In the context of a plant that becomes toxic when it’s sporing, he talks of beautiful landscapes having a darker side. The root of this plant is black where it has been growing in soil. He likens this change of colour to a fire that chars the earth, it is as a result of energy, of heat. He is fascinated by these processes/forces that occur within nature. “The real work is the change”.
Uses photography to describe his sculptures and to see his work from a fresh perspective.

A river is linear but ebbs and flows. It serves many things and creatures, it is not just water.
“I don’t think the land needs me at all but I do need it”, he talks of his work rooting him.
He feels the presence of other beings that have lived previously in a space and considers himself the next layer, like an archaeological strata.

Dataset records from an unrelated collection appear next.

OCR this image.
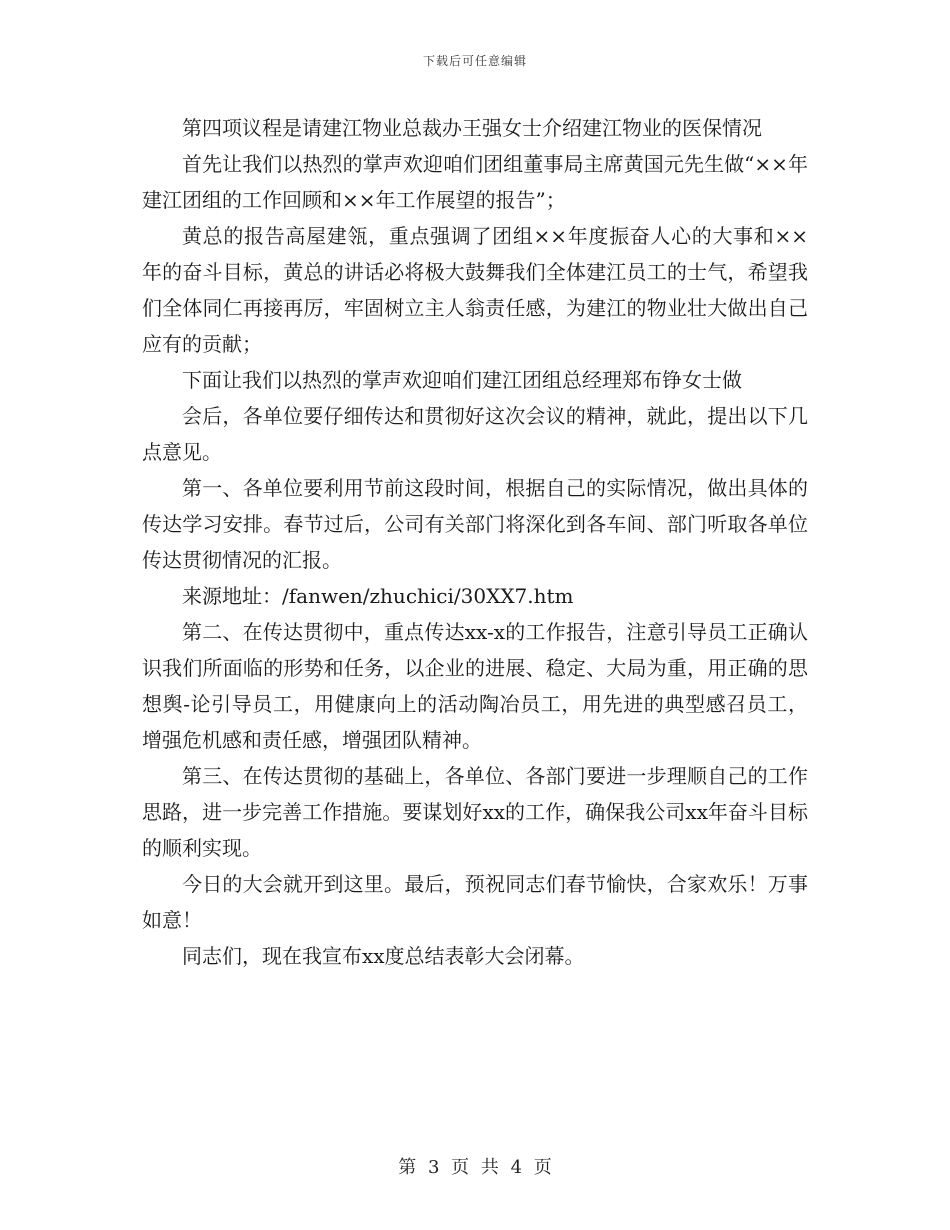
下载后可任意编辑

第四项议程是请建江物业总裁办王强女士介绍建江物业的医保情况

首先让我们以热烈的掌声欢迎咱们团组董事局主席黄国元先生做“××年建江团组的工作回顾和××年工作展望的报告”；

黄总的报告高屋建瓴，重点强调了团组××年度振奋人心的大事和××年的奋斗目标，黄总的讲话必将极大鼓舞我们全体建江员工的士气，希望我们全体同仁再接再厉，牢固树立主人翁责任感，为建江的物业壮大做出自己应有的贡献；

下面让我们以热烈的掌声欢迎咱们建江团组总经理郑布铮女士做

会后，各单位要仔细传达和贯彻好这次会议的精神，就此，提出以下几点意见。

第一、各单位要利用节前这段时间，根据自己的实际情况，做出具体的传达学习安排。春节过后，公司有关部门将深化到各车间、部门听取各单位传达贯彻情况的汇报。

来源地址：/fanwen/zhuchici/30XX7.htm

第二、在传达贯彻中，重点传达xx-x的工作报告，注意引导员工正确认识我们所面临的形势和任务，以企业的进展、稳定、大局为重，用正确的思想舆-论引导员工，用健康向上的活动陶冶员工，用先进的典型感召员工，增强危机感和责任感，增强团队精神。

第三、在传达贯彻的基础上，各单位、各部门要进一步理顺自己的工作思路，进一步完善工作措施。要谋划好xx的工作，确保我公司xx年奋斗目标的顺利实现。

今日的大会就开到这里。最后，预祝同志们春节愉快，合家欢乐！万事如意！

同志们，现在我宣布xx度总结表彰大会闭幕。

第 3 页 共 4 页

Takes a work to the very edge of its collapse. Describes this as a “beautiful balance”. He primarily works intuitively. Perhaps its beauty is in its authenticity and the intrigue of it being on the verge of collapse. Tacita Dean has also referenced a sense of risk in working with nature. Perhaps his work, in its impermanence in nature, is also in the vein of Olafur Elliason’s observation that no one owns a rainbow.
When working with a waller it is a collaboration. He trusts the craft of the waller and directs the space and direction. The wall almost makes itself. The movement is dictated by the wall.
He is drawn to the colour red. A natural colour within him. The iron content that makes the stone it red, as with blood. He believes the colour is charged with a particular energy, such a violent colour. The red looks so out of place by the river, far removed and yet it comes from the river.
When working in a building he likes to use the whole wall. Using clay to reference a buildings origins but containing it. He uses people’s hair from the local hairdresser to bind the clay therefore his village becomes a part of the work. He says the red clay feels alive, has an energy, references volcanos.
He almost seems shamanistic, spiritual, pagan – “there’s a world beyond what words can define for me” his work “says a lot more”. I wonder about Christianity’s role in placing humanity above all other beings and the arts.